Oral
in
Workshop: How Far Are We From AGI
DEFT: FLASH TREE-ATTENTION WITH IO-AWARENESS FOR EFFICIENT TREE-SEARCH-BASED LLM INFERENCE
Jinwei Yao · Kexun Zhang · Kaiqi Chen · Jiaxuan You · Zeke Wang · Binhang Yuan · Tao Lin
Keywords: [ LLM inference,Tree-based Decoding ] [ Tree Attention ] [ memory efficiency ]

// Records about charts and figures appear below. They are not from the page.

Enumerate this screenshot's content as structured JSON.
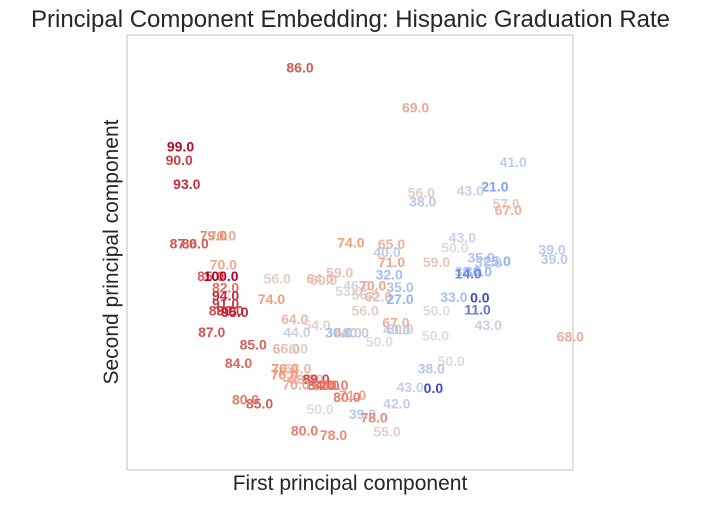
{
  "chart_data": {
    "type": "scatter",
    "title": "Principal Component Embedding: Hispanic Graduation Rate",
    "xlabel": "First principal component",
    "ylabel": "Second principal component",
    "grid": false,
    "xticks": [],
    "yticks": [],
    "xlim": [
      0,
      100
    ],
    "ylim": [
      0,
      100
    ],
    "color_scale": "coolwarm",
    "color_range": [
      0,
      100
    ],
    "points": [
      {
        "x": 38.8,
        "y": 92.2,
        "label": "86.0",
        "value": 86
      },
      {
        "x": 64.7,
        "y": 83.0,
        "label": "69.0",
        "value": 69
      },
      {
        "x": 12.0,
        "y": 74.1,
        "label": "99.0",
        "value": 99
      },
      {
        "x": 11.7,
        "y": 71.0,
        "label": "90.0",
        "value": 90
      },
      {
        "x": 13.4,
        "y": 65.5,
        "label": "93.0",
        "value": 93
      },
      {
        "x": 86.6,
        "y": 70.5,
        "label": "41.0",
        "value": 41
      },
      {
        "x": 82.5,
        "y": 64.9,
        "label": "21.0",
        "value": 21
      },
      {
        "x": 77.0,
        "y": 64.0,
        "label": "43.0",
        "value": 43
      },
      {
        "x": 66.0,
        "y": 63.5,
        "label": "56.0",
        "value": 56
      },
      {
        "x": 66.3,
        "y": 61.4,
        "label": "38.0",
        "value": 38
      },
      {
        "x": 85.0,
        "y": 61.0,
        "label": "57.0",
        "value": 57
      },
      {
        "x": 85.5,
        "y": 59.5,
        "label": "67.0",
        "value": 67
      },
      {
        "x": 19.4,
        "y": 53.6,
        "label": "79.0",
        "value": 79
      },
      {
        "x": 21.4,
        "y": 53.6,
        "label": "70.0",
        "value": 70
      },
      {
        "x": 12.6,
        "y": 51.8,
        "label": "87.0",
        "value": 87
      },
      {
        "x": 15.3,
        "y": 51.8,
        "label": "86.0",
        "value": 86
      },
      {
        "x": 50.2,
        "y": 52.0,
        "label": "74.0",
        "value": 74
      },
      {
        "x": 59.3,
        "y": 51.6,
        "label": "65.0",
        "value": 65
      },
      {
        "x": 58.3,
        "y": 49.8,
        "label": "40.0",
        "value": 40
      },
      {
        "x": 73.5,
        "y": 50.8,
        "label": "50.0",
        "value": 50
      },
      {
        "x": 75.2,
        "y": 53.2,
        "label": "43.0",
        "value": 43
      },
      {
        "x": 95.3,
        "y": 50.4,
        "label": "39.0",
        "value": 39
      },
      {
        "x": 95.8,
        "y": 48.2,
        "label": "39.0",
        "value": 39
      },
      {
        "x": 79.4,
        "y": 48.5,
        "label": "35.0",
        "value": 35
      },
      {
        "x": 83.0,
        "y": 47.7,
        "label": "25.0",
        "value": 25
      },
      {
        "x": 81.0,
        "y": 47.4,
        "label": "37.0",
        "value": 37
      },
      {
        "x": 69.4,
        "y": 47.5,
        "label": "59.0",
        "value": 59
      },
      {
        "x": 59.3,
        "y": 47.5,
        "label": "71.0",
        "value": 71
      },
      {
        "x": 21.6,
        "y": 47.0,
        "label": "70.0",
        "value": 70
      },
      {
        "x": 18.8,
        "y": 44.3,
        "label": "85.0",
        "value": 85
      },
      {
        "x": 21.1,
        "y": 44.3,
        "label": "100.0",
        "value": 100
      },
      {
        "x": 76.5,
        "y": 45.3,
        "label": "38.0",
        "value": 38
      },
      {
        "x": 78.8,
        "y": 45.3,
        "label": "30.0",
        "value": 30
      },
      {
        "x": 76.5,
        "y": 44.9,
        "label": "14.0",
        "value": 14
      },
      {
        "x": 58.8,
        "y": 44.7,
        "label": "32.0",
        "value": 32
      },
      {
        "x": 47.7,
        "y": 45.1,
        "label": "59.0",
        "value": 59
      },
      {
        "x": 33.7,
        "y": 43.7,
        "label": "56.0",
        "value": 56
      },
      {
        "x": 43.3,
        "y": 43.7,
        "label": "64.0",
        "value": 64
      },
      {
        "x": 44.1,
        "y": 43.4,
        "label": "60.0",
        "value": 60
      },
      {
        "x": 22.1,
        "y": 41.6,
        "label": "82.0",
        "value": 82
      },
      {
        "x": 22.1,
        "y": 39.8,
        "label": "94.0",
        "value": 94
      },
      {
        "x": 22.1,
        "y": 38.0,
        "label": "91.0",
        "value": 91
      },
      {
        "x": 51.5,
        "y": 42.1,
        "label": "46.0",
        "value": 46
      },
      {
        "x": 55.1,
        "y": 42.1,
        "label": "70.0",
        "value": 70
      },
      {
        "x": 61.2,
        "y": 41.8,
        "label": "35.0",
        "value": 35
      },
      {
        "x": 49.7,
        "y": 40.8,
        "label": "53.0",
        "value": 53
      },
      {
        "x": 53.4,
        "y": 40.1,
        "label": "56.0",
        "value": 56
      },
      {
        "x": 56.4,
        "y": 39.6,
        "label": "62.0",
        "value": 62
      },
      {
        "x": 61.2,
        "y": 39.0,
        "label": "27.0",
        "value": 27
      },
      {
        "x": 73.3,
        "y": 39.5,
        "label": "33.0",
        "value": 33
      },
      {
        "x": 79.1,
        "y": 39.3,
        "label": "0.0",
        "value": 0
      },
      {
        "x": 32.4,
        "y": 39.0,
        "label": "74.0",
        "value": 74
      },
      {
        "x": 21.4,
        "y": 36.4,
        "label": "88.0",
        "value": 88
      },
      {
        "x": 23.1,
        "y": 36.4,
        "label": "90.0",
        "value": 90
      },
      {
        "x": 24.2,
        "y": 36.0,
        "label": "95.0",
        "value": 95
      },
      {
        "x": 53.4,
        "y": 36.4,
        "label": "56.0",
        "value": 56
      },
      {
        "x": 69.4,
        "y": 36.4,
        "label": "50.0",
        "value": 50
      },
      {
        "x": 78.6,
        "y": 36.6,
        "label": "11.0",
        "value": 11
      },
      {
        "x": 37.6,
        "y": 34.4,
        "label": "64.0",
        "value": 64
      },
      {
        "x": 42.6,
        "y": 33.0,
        "label": "54.0",
        "value": 54
      },
      {
        "x": 60.3,
        "y": 33.6,
        "label": "67.0",
        "value": 67
      },
      {
        "x": 61.2,
        "y": 32.1,
        "label": "60.0",
        "value": 60
      },
      {
        "x": 81.0,
        "y": 33.0,
        "label": "43.0",
        "value": 43
      },
      {
        "x": 19.0,
        "y": 31.4,
        "label": "87.0",
        "value": 87
      },
      {
        "x": 38.1,
        "y": 31.4,
        "label": "44.0",
        "value": 44
      },
      {
        "x": 47.5,
        "y": 31.3,
        "label": "30.0",
        "value": 30
      },
      {
        "x": 49.6,
        "y": 31.3,
        "label": "60.0",
        "value": 60
      },
      {
        "x": 51.2,
        "y": 31.3,
        "label": "40.0",
        "value": 40
      },
      {
        "x": 60.5,
        "y": 32.0,
        "label": "40.0",
        "value": 40
      },
      {
        "x": 69.2,
        "y": 30.6,
        "label": "50.0",
        "value": 50
      },
      {
        "x": 56.6,
        "y": 29.2,
        "label": "50.0",
        "value": 50
      },
      {
        "x": 28.3,
        "y": 28.6,
        "label": "85.0",
        "value": 85
      },
      {
        "x": 99.4,
        "y": 30.4,
        "label": "68.0",
        "value": 68
      },
      {
        "x": 35.7,
        "y": 27.6,
        "label": "66.0",
        "value": 66
      },
      {
        "x": 37.5,
        "y": 27.6,
        "label": "56.0",
        "value": 56
      },
      {
        "x": 25.0,
        "y": 24.3,
        "label": "84.0",
        "value": 84
      },
      {
        "x": 35.4,
        "y": 23.0,
        "label": "76.0",
        "value": 76
      },
      {
        "x": 38.3,
        "y": 23.0,
        "label": "64.0",
        "value": 64
      },
      {
        "x": 72.7,
        "y": 24.8,
        "label": "50.0",
        "value": 50
      },
      {
        "x": 68.2,
        "y": 23.0,
        "label": "38.0",
        "value": 38
      },
      {
        "x": 35.3,
        "y": 21.6,
        "label": "76.0",
        "value": 76
      },
      {
        "x": 39.3,
        "y": 20.6,
        "label": "69.0",
        "value": 69
      },
      {
        "x": 41.0,
        "y": 20.6,
        "label": "60.0",
        "value": 60
      },
      {
        "x": 42.4,
        "y": 20.6,
        "label": "89.0",
        "value": 89
      },
      {
        "x": 43.5,
        "y": 19.2,
        "label": "84.0",
        "value": 84
      },
      {
        "x": 44.6,
        "y": 19.2,
        "label": "81.0",
        "value": 81
      },
      {
        "x": 46.6,
        "y": 19.2,
        "label": "80.0",
        "value": 80
      },
      {
        "x": 37.9,
        "y": 19.4,
        "label": "70.0",
        "value": 70
      },
      {
        "x": 63.5,
        "y": 18.8,
        "label": "43.0",
        "value": 43
      },
      {
        "x": 68.7,
        "y": 18.6,
        "label": "0.0",
        "value": 0
      },
      {
        "x": 50.6,
        "y": 16.9,
        "label": "71.0",
        "value": 71
      },
      {
        "x": 49.3,
        "y": 16.5,
        "label": "80.0",
        "value": 80
      },
      {
        "x": 26.6,
        "y": 15.9,
        "label": "80.0",
        "value": 80
      },
      {
        "x": 29.7,
        "y": 15.0,
        "label": "85.0",
        "value": 85
      },
      {
        "x": 60.5,
        "y": 15.0,
        "label": "42.0",
        "value": 42
      },
      {
        "x": 43.3,
        "y": 13.7,
        "label": "50.0",
        "value": 50
      },
      {
        "x": 52.8,
        "y": 12.6,
        "label": "39.0",
        "value": 39
      },
      {
        "x": 55.4,
        "y": 11.8,
        "label": "78.0",
        "value": 78
      },
      {
        "x": 39.8,
        "y": 8.8,
        "label": "80.0",
        "value": 80
      },
      {
        "x": 46.3,
        "y": 7.7,
        "label": "78.0",
        "value": 78
      },
      {
        "x": 58.3,
        "y": 8.6,
        "label": "55.0",
        "value": 55
      }
    ]
  }
}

Decoding using tree search can greatly enhance the inference quality for transformer-based Large Language Models (LLMs). Depending on the guidance signal, it searches for the best path from root to leaf in the tree by forming LLM outputs to improve controllability, reasoning ability, alignment, et cetera. However, current tree decoding strategies and their inference systems do not suit each other well due to redundancy in computation, memory footprints, and IOs for a tree of generated sequences, resulting in inefficient inference. To address this issue, we propose DEFT, an IO-aware tree attention algorithm that maintains memory-efficient attention calculation with low memory footprints. DEFT can achieve a speedup of 1.7-2.4 × across two practical reasoning tasks over the SOTA attention algorithms.